I can recall that one minor irritation of Linux was the way that my email program, Evolution, worked with my Palm Pilot based phone. I could never get it to work exactly right. When the first Android phone came out, I got the G1 as soon as I was eligible for an upgrade. That was the last link to the Windows PC for me. The G1 phone exchanges data directly with Google's servers. My contacts, calendar and emails were perfect on it. I still use an Android phone to this day. My does now, too.

There is a legend that quotes Bill Gates as follows: "The internet is a fad." It is legend because Gates actually recognized the power of the internet and wrote about that power in an email sent to every employee at Microsoft. Gates referred to that power as the "internet tidal wave". Contrast that with a very public statement that, "I see little commercial potential for the Internet for at least 10 years", in 1994, just before the release of Internet Explorer in Windows 95. Gates is such a sly dog, isn't he?

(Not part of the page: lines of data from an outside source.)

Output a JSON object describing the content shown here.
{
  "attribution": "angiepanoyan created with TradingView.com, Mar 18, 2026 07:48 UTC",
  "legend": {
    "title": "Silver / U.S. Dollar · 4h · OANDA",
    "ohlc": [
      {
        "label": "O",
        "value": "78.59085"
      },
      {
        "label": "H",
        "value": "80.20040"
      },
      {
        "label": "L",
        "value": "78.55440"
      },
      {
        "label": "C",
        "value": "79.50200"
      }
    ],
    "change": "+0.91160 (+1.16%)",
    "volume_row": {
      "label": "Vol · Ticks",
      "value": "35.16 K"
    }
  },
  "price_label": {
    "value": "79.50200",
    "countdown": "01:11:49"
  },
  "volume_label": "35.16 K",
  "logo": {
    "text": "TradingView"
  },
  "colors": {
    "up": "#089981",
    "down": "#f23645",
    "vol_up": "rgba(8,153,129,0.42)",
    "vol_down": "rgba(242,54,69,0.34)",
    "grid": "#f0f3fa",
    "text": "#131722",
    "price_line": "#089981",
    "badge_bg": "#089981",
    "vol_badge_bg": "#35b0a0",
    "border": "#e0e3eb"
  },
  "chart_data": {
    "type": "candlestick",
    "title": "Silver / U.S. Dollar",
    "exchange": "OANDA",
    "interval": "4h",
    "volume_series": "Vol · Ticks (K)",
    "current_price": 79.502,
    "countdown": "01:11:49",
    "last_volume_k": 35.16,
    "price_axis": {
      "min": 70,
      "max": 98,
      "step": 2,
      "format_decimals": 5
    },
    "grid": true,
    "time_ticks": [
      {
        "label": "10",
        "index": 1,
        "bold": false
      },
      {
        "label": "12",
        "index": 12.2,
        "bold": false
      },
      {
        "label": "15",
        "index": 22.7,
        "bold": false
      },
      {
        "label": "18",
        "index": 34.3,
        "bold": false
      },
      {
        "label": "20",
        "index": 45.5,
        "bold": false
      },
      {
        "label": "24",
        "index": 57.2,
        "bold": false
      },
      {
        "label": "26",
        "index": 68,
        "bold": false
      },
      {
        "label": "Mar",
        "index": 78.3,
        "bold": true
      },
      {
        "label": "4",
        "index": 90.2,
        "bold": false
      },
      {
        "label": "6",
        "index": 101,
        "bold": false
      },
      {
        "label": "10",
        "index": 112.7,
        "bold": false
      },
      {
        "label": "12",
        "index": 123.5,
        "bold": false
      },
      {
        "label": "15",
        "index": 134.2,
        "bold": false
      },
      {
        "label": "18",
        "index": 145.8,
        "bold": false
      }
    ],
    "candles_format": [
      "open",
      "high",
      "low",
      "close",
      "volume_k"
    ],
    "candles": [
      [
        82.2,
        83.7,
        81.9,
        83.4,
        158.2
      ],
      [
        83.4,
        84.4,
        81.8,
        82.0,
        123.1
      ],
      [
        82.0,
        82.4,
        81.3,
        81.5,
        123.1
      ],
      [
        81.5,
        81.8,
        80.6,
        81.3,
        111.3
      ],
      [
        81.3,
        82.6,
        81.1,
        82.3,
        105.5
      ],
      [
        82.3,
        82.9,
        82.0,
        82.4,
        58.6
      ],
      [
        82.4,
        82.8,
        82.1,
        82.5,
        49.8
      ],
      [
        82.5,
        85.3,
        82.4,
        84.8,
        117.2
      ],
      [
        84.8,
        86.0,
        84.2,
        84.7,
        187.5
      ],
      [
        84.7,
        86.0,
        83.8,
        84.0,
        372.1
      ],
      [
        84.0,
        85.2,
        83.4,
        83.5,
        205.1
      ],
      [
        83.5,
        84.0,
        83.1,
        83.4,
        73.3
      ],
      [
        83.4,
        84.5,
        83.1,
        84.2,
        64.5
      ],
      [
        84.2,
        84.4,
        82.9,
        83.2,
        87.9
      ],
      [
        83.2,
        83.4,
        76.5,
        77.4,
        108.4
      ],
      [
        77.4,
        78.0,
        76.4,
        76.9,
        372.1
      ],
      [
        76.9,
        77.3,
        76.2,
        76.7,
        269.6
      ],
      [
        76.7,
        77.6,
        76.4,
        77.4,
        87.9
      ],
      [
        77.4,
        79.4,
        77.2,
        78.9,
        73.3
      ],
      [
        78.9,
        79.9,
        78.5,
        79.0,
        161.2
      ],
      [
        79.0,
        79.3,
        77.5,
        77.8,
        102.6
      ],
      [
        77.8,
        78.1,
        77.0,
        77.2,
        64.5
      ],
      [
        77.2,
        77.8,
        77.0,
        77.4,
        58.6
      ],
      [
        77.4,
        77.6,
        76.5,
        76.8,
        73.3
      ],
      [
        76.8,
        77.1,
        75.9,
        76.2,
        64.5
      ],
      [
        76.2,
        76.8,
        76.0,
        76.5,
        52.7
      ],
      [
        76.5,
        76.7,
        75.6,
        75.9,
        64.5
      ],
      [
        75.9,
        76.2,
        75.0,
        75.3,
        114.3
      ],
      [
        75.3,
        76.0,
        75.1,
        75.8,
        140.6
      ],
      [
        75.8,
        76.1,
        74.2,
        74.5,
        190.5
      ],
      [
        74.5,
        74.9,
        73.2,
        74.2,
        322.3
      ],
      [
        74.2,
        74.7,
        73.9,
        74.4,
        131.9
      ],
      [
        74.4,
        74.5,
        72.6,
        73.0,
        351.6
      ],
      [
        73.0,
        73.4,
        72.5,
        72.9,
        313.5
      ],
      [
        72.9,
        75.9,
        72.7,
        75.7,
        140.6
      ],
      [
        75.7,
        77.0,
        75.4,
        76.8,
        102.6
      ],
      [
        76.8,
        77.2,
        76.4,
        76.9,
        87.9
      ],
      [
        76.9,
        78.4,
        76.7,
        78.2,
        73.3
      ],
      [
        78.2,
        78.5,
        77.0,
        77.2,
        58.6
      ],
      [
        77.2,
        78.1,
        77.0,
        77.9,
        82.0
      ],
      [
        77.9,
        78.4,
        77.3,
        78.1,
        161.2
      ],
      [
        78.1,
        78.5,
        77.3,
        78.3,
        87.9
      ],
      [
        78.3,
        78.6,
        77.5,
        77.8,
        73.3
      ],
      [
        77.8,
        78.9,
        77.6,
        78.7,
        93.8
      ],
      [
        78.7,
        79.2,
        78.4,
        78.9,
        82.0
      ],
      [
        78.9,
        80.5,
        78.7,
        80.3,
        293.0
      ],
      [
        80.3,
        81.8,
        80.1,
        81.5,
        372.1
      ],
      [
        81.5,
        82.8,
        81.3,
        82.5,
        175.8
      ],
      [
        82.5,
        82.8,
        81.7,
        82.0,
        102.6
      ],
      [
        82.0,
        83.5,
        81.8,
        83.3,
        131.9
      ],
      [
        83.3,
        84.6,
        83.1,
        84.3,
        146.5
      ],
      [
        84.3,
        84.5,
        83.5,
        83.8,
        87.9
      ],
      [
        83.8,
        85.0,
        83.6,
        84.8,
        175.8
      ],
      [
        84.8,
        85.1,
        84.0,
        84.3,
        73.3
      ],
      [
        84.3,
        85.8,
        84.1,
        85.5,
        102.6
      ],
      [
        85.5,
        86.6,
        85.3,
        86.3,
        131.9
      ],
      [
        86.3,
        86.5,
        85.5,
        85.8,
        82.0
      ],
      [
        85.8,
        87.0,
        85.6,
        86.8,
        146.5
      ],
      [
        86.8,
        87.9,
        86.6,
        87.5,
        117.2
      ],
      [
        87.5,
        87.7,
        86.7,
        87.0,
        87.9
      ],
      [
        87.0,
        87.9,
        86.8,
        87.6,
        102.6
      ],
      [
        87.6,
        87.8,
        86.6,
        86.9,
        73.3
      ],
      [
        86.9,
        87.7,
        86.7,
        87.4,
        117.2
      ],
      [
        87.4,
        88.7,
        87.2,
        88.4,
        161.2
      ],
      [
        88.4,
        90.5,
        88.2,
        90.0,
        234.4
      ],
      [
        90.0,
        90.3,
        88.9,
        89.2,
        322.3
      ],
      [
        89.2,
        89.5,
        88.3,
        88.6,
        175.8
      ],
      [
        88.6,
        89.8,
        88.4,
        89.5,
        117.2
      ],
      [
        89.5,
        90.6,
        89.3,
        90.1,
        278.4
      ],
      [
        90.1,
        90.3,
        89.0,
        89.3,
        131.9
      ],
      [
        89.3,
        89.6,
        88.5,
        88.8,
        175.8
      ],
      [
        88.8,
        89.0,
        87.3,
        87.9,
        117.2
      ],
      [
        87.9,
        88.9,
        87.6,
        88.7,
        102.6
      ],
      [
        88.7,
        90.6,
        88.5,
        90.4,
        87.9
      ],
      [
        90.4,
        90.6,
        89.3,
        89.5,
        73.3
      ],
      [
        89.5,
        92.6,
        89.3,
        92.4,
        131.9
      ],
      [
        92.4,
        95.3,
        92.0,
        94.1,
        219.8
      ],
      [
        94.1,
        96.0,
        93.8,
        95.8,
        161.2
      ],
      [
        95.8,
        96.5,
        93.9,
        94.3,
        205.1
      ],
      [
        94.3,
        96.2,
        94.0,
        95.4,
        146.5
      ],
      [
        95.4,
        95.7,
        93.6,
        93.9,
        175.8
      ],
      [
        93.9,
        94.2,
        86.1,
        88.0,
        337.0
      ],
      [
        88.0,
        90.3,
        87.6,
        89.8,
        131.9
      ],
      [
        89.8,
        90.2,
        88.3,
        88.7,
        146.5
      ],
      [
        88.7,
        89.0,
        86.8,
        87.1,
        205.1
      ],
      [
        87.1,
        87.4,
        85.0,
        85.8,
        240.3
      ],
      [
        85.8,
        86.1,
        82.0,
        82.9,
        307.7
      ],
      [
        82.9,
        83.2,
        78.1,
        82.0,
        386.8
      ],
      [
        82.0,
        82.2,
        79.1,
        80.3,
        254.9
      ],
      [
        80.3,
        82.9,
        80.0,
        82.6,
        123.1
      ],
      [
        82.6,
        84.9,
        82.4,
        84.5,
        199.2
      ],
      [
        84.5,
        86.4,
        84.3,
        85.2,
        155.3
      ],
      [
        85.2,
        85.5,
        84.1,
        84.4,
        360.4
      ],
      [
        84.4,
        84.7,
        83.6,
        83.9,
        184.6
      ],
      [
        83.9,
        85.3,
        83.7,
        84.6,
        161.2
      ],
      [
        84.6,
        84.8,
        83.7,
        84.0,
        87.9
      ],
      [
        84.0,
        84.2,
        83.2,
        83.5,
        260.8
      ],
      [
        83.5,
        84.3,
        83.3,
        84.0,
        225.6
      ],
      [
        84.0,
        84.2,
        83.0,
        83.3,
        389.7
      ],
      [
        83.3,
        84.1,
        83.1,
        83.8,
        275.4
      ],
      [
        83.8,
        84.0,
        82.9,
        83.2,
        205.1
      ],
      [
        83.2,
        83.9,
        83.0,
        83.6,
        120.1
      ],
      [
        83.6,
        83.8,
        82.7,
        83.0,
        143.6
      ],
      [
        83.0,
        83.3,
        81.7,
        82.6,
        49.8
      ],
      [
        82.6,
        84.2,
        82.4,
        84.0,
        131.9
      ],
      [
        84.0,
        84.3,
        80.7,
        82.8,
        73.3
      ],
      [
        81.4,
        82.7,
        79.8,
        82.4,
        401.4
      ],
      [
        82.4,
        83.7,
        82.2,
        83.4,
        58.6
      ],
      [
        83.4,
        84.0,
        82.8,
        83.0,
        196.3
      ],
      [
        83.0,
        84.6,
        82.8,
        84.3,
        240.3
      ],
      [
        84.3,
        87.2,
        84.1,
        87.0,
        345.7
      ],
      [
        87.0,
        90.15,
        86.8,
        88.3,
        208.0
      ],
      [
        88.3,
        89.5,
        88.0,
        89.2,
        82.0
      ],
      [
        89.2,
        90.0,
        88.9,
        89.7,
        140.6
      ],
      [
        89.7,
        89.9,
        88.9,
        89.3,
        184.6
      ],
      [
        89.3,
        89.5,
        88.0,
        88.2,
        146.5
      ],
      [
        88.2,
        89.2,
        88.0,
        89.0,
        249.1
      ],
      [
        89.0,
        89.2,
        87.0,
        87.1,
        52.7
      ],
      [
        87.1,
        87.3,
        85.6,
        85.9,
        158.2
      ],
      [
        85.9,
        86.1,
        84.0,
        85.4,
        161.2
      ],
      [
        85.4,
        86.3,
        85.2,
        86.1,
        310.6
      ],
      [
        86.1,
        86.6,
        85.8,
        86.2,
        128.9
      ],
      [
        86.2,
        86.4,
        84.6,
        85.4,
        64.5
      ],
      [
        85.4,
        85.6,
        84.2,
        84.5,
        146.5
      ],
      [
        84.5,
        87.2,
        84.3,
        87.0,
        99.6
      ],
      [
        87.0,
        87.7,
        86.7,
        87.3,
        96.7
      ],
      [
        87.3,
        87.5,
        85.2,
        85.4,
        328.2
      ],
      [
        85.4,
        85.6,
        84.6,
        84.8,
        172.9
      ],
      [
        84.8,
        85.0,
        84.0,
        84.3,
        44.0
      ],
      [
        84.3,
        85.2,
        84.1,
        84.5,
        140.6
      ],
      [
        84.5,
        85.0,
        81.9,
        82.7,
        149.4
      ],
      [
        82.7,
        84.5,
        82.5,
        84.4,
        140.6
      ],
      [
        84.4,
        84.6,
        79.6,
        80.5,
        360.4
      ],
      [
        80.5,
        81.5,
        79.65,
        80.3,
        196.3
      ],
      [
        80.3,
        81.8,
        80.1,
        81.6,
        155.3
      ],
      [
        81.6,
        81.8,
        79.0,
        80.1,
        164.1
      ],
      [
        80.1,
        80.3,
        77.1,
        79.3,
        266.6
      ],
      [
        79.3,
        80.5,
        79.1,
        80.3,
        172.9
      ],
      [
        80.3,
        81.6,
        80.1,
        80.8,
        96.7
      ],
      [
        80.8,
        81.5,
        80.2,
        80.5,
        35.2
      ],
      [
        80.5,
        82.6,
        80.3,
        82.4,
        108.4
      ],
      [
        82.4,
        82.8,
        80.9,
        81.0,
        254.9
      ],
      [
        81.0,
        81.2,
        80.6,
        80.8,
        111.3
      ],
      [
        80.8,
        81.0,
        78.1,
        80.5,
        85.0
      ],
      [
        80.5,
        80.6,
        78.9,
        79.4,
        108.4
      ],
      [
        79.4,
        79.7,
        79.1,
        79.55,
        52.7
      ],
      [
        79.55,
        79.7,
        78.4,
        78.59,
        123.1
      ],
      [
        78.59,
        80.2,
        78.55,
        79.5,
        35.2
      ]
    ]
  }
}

But somehow, Microsoft managed to miss that internet tidal wave. I believe I know why they missed it. The internet represents freedom. Freedom to learn, to build, to share and to earn. Microsoft doesn't represent freedom. They are fine if you use their development tools, and you don't compete with them. But if you do compete with them, your business will be ground into dust.

Linux was promoted as a free (as in freedom) alternative to proprietary operating systems. Linux is licensed under the GPL, the General Public License, a license that requires that the code be shared when improvements made to it are shared, too. It is the ultimate utility operating system. In order for Microsoft to maintain its monopoly, it has to eliminate freedom enough to prevent competitors from gaining an advantage. Microsoft fights that freedom, our freedom, every day when they fight Linux.

The numbers prove that, in the long run, Microsoft can't compete against freedom.